仙台市でも総務局からの要請を受け、教委が市立校に半旗掲揚を求めた。郡和子市長は今月9日の記者会見で「憲政史上最長の首相で、東日本大震災からの復興にも尽力いただいた。弔意を表すため当然と考えた」と明確に語った。郡市長の考えを支持する。

教育基本法が特定政党の支持など学校の政治的活動を禁じていることに関連しても、郡市長は「政治的行為とは捉えていない。各学校が判断するもので、強制するものでは全くない」と答えた。

川崎市の2日の定例市長会見でも福田紀彦市長が「弔意を示す行為で、政治的中立は侵していない」と述べている。

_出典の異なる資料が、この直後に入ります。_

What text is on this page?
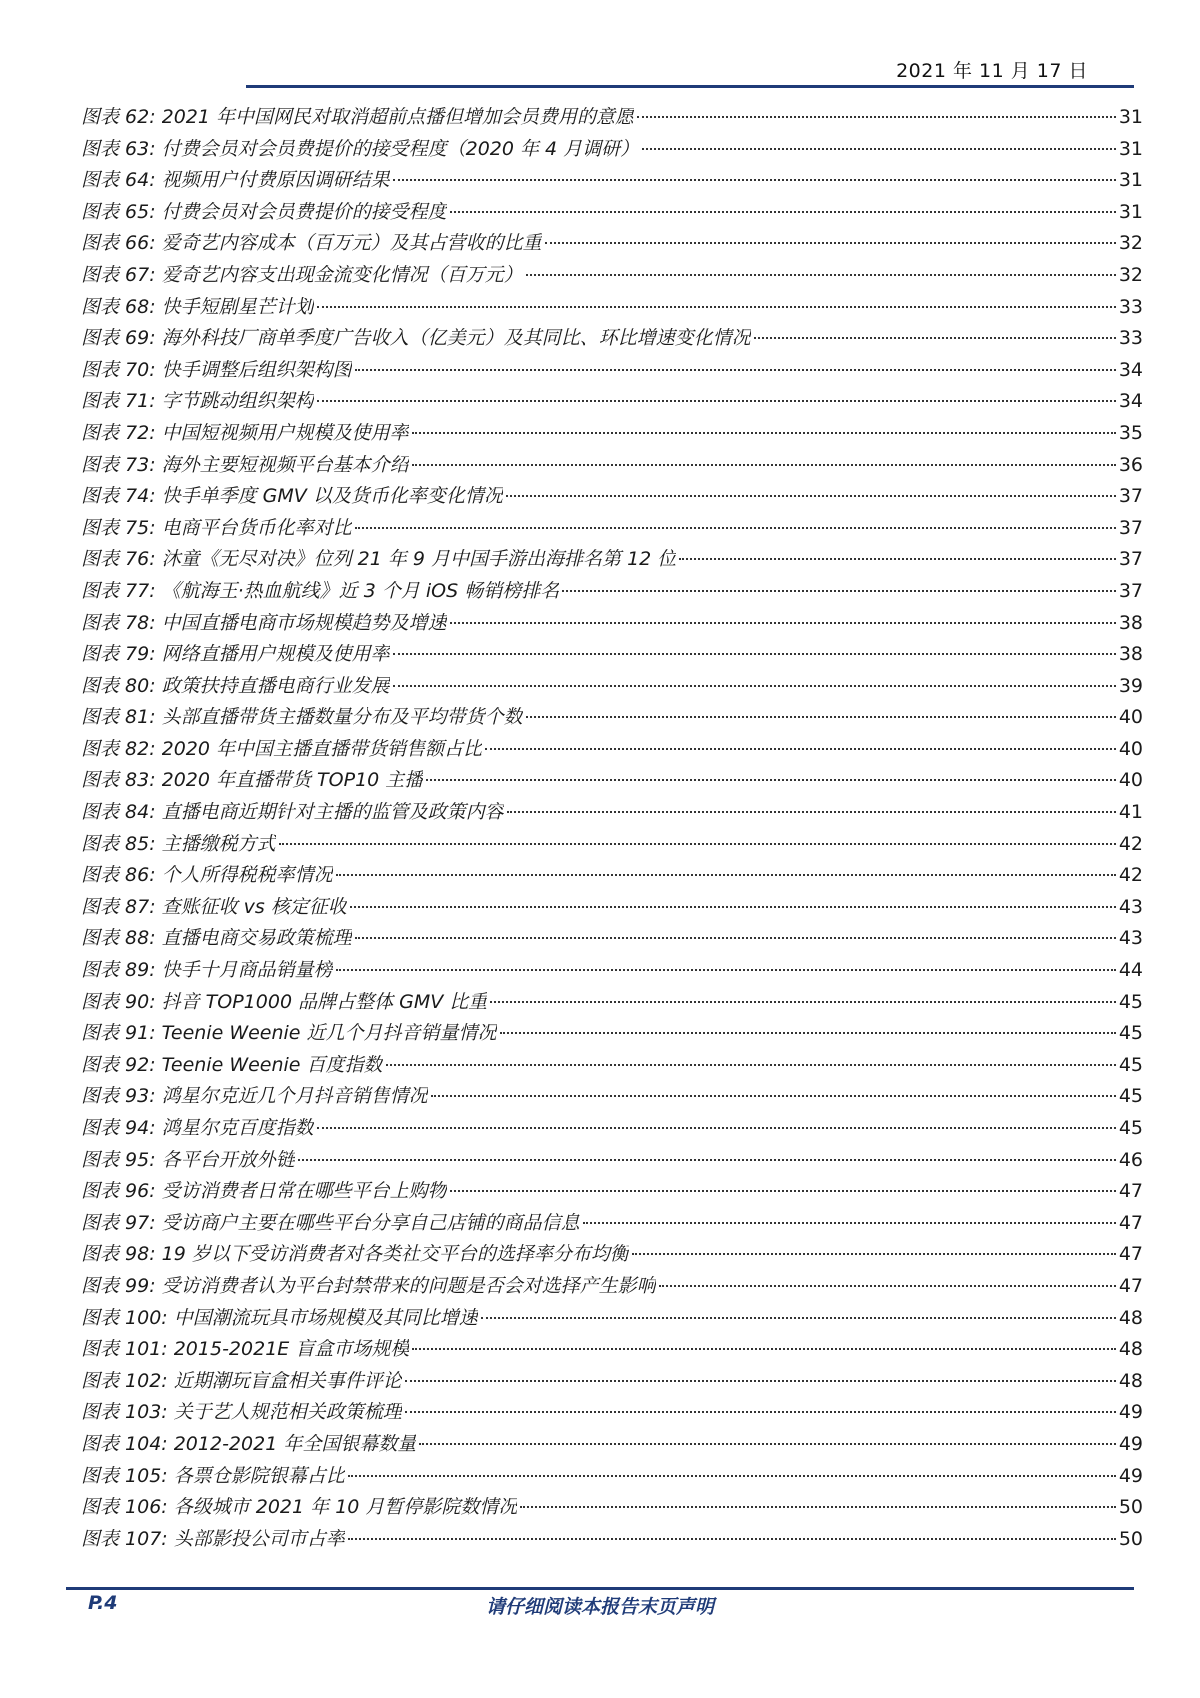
2021 年 11 月 17 日
图表 62: 2021 年中国网民对取消超前点播但增加会员费用的意愿	31
图表 63: 付费会员对会员费提价的接受程度（2020 年 4 月调研）	31
图表 64: 视频用户付费原因调研结果	31
图表 65: 付费会员对会员费提价的接受程度	31
图表 66: 爱奇艺内容成本（百万元）及其占营收的比重	32
图表 67: 爱奇艺内容支出现金流变化情况（百万元）	32
图表 68: 快手短剧星芒计划	33
图表 69: 海外科技厂商单季度广告收入（亿美元）及其同比、环比增速变化情况	33
图表 70: 快手调整后组织架构图	34
图表 71: 字节跳动组织架构	34
图表 72: 中国短视频用户规模及使用率	35
图表 73: 海外主要短视频平台基本介绍	36
图表 74: 快手单季度 GMV 以及货币化率变化情况	37
图表 75: 电商平台货币化率对比	37
图表 76: 沐童《无尽对决》位列 21 年 9 月中国手游出海排名第 12 位	37
图表 77: 《航海王·热血航线》近 3 个月 iOS 畅销榜排名	37
图表 78: 中国直播电商市场规模趋势及增速	38
图表 79: 网络直播用户规模及使用率	38
图表 80: 政策扶持直播电商行业发展	39
图表 81: 头部直播带货主播数量分布及平均带货个数	40
图表 82: 2020 年中国主播直播带货销售额占比	40
图表 83: 2020 年直播带货 TOP10 主播	40
图表 84: 直播电商近期针对主播的监管及政策内容	41
图表 85: 主播缴税方式	42
图表 86: 个人所得税税率情况	42
图表 87: 查账征收 vs 核定征收	43
图表 88: 直播电商交易政策梳理	43
图表 89: 快手十月商品销量榜	44
图表 90: 抖音 TOP1000 品牌占整体 GMV 比重	45
图表 91: Teenie Weenie 近几个月抖音销量情况	45
图表 92: Teenie Weenie 百度指数	45
图表 93: 鸿星尔克近几个月抖音销售情况	45
图表 94: 鸿星尔克百度指数	45
图表 95: 各平台开放外链	46
图表 96: 受访消费者日常在哪些平台上购物	47
图表 97: 受访商户主要在哪些平台分享自己店铺的商品信息	47
图表 98: 19 岁以下受访消费者对各类社交平台的选择率分布均衡	47
图表 99: 受访消费者认为平台封禁带来的问题是否会对选择产生影响	47
图表 100: 中国潮流玩具市场规模及其同比增速	48
图表 101: 2015-2021E 盲盒市场规模	48
图表 102: 近期潮玩盲盒相关事件评论	48
图表 103: 关于艺人规范相关政策梳理	49
图表 104: 2012-2021 年全国银幕数量	49
图表 105: 各票仓影院银幕占比	49
图表 106: 各级城市 2021 年 10 月暂停影院数情况	50
图表 107: 头部影投公司市占率	50
P.4	请仔细阅读本报告末页声明
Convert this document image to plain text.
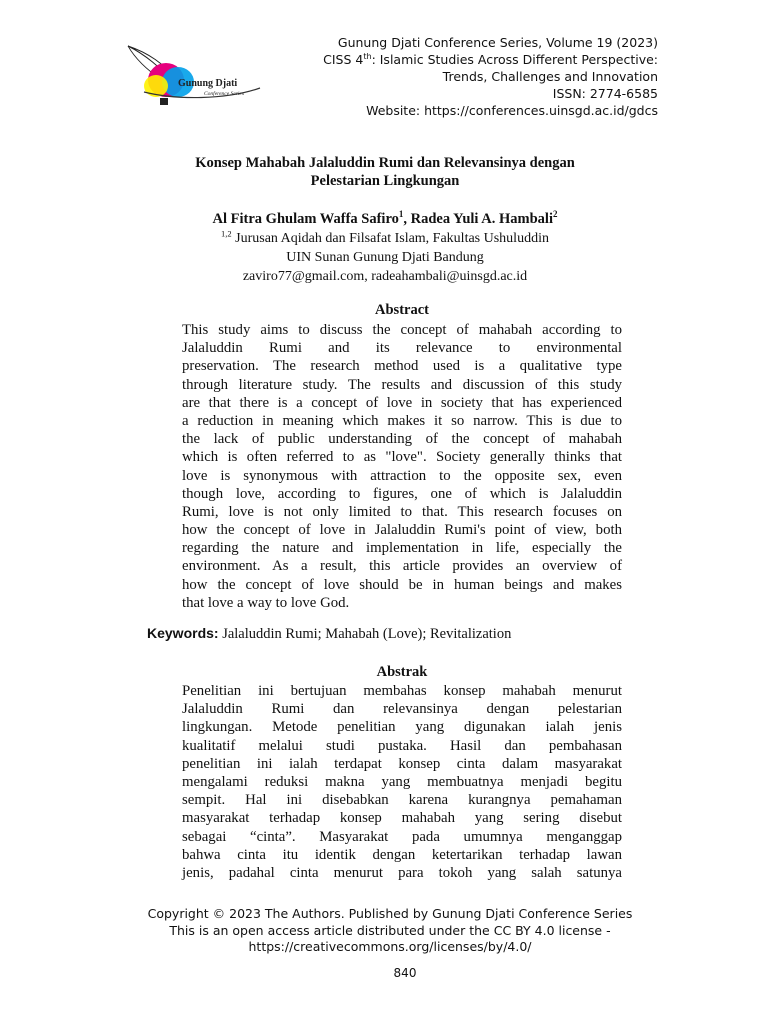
Gunung Djati
Conference Series
Gunung Djati Conference Series, Volume 19 (2023)
CISS 4th: Islamic Studies Across Different Perspective:
Trends, Challenges and Innovation
ISSN: 2774-6585
Website: https://conferences.uinsgd.ac.id/gdcs
Konsep Mahabah Jalaluddin Rumi dan Relevansinya dengan
Pelestarian Lingkungan
Al Fitra Ghulam Waffa Safiro$^1$, Radea Yuli A. Hambali$^2$
$^{1,2}$ Jurusan Aqidah dan Filsafat Islam, Fakultas Ushuluddin
UIN Sunan Gunung Djati Bandung
zaviro77@gmail.com, radeahambali@uinsgd.ac.id
Abstract
This study aims to discuss the concept of mahabah according to
Jalaluddin Rumi and its relevance to environmental
preservation. The research method used is a qualitative type
through literature study. The results and discussion of this study
are that there is a concept of love in society that has experienced
a reduction in meaning which makes it so narrow. This is due to
the lack of public understanding of the concept of mahabah
which is often referred to as "love". Society generally thinks that
love is synonymous with attraction to the opposite sex, even
though love, according to figures, one of which is Jalaluddin
Rumi, love is not only limited to that. This research focuses on
how the concept of love in Jalaluddin Rumi's point of view, both
regarding the nature and implementation in life, especially the
environment. As a result, this article provides an overview of
how the concept of love should be in human beings and makes
that love a way to love God.
Keywords: Jalaluddin Rumi; Mahabah (Love); Revitalization
Abstrak
Penelitian ini bertujuan membahas konsep mahabah menurut
Jalaluddin Rumi dan relevansinya dengan pelestarian
lingkungan. Metode penelitian yang digunakan ialah jenis
kualitatif melalui studi pustaka. Hasil dan pembahasan
penelitian ini ialah terdapat konsep cinta dalam masyarakat
mengalami reduksi makna yang membuatnya menjadi begitu
sempit. Hal ini disebabkan karena kurangnya pemahaman
masyarakat terhadap konsep mahabah yang sering disebut
sebagai “cinta”. Masyarakat pada umumnya menganggap
bahwa cinta itu identik dengan ketertarikan terhadap lawan
jenis, padahal cinta menurut para tokoh yang salah satunya
Copyright © 2023 The Authors. Published by Gunung Djati Conference Series
This is an open access article distributed under the CC BY 4.0 license -
https://creativecommons.org/licenses/by/4.0/
840
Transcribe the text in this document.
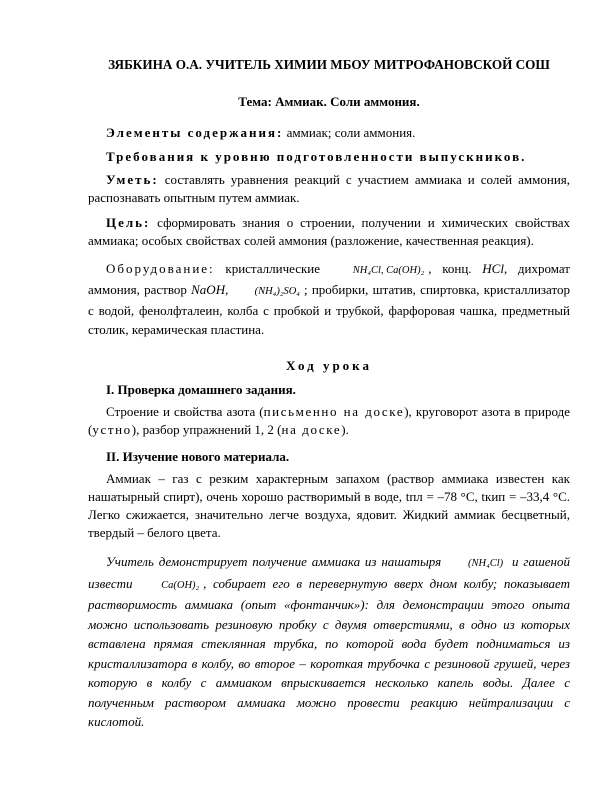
ЗЯБКИНА О.А. УЧИТЕЛЬ ХИМИИ МБОУ МИТРОФАНОВСКОЙ СОШ
Тема: Аммиак. Соли аммония.
Элементы содержания: аммиак; соли аммония.
Требования к уровню подготовленности выпускников.
Уметь: составлять уравнения реакций с участием аммиака и солей аммония, распознавать опытным путем аммиак.
Цель: сформировать знания о строении, получении и химических свойствах аммиака; особых свойствах солей аммония (разложение, качественная реакция).
Оборудование: кристаллические NH₄Cl, Ca(OH)₂ , конц. HCl, дихромат аммония, раствор NaOH, (NH₄)₂SO₄ ; пробирки, штатив, спиртовка, кристаллизатор с водой, фенолфталеин, колба с пробкой и трубкой, фарфоровая чашка, предметный столик, керамическая пластина.
Ход урока
I. Проверка домашнего задания.
Строение и свойства азота (письменно на доске), круговорот азота в природе (устно), разбор упражнений 1, 2 (на доске).
II. Изучение нового материала.
Аммиак – газ с резким характерным запахом (раствор аммиака известен как нашатырный спирт), очень хорошо растворимый в воде, tпл = –78 °C, tкип = –33,4 °C. Легко сжижается, значительно легче воздуха, ядовит. Жидкий аммиак бесцветный, твердый – белого цвета.
Учитель демонстрирует получение аммиака из нашатыря (NH₄Cl) и гашеной извести Ca(OH)₂ , собирает его в перевернутую вверх дном колбу; показывает растворимость аммиака (опыт «фонтанчик»): для демонстрации этого опыта можно использовать резиновую пробку с двумя отверстиями, в одно из которых вставлена прямая стеклянная трубка, по которой вода будет подниматься из кристаллизатора в колбу, во второе – короткая трубочка с резиновой грушей, через которую в колбу с аммиаком впрыскивается несколько капель воды. Далее с полученным раствором аммиака можно провести реакцию нейтрализации с кислотой.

半旗掲揚に対して一部の教職員組合が「教育と政治は分離すべき問題だ」などと申し入れる動きもある。それこそが政治的介入であり、いいがかりであろう。学校では入学・卒業式などの国旗掲揚、国歌斉唱に反対する一部教員らがいる。こうした礼を失した行為こそ政治的中立を損なう。

9月には安倍氏の国葬が行われる。国民の支持を得て長く政権を預かった元首相を国として追悼するばかりでなく、日本が「暴力に屈せず、民主主義を守り抜く」(岸田文雄首相)姿勢を内外に示す意義が大きいことを本紙は指摘してきた。

国葬の際には各学校でも半旗を掲揚し、その死去に背を向けることのないように願う。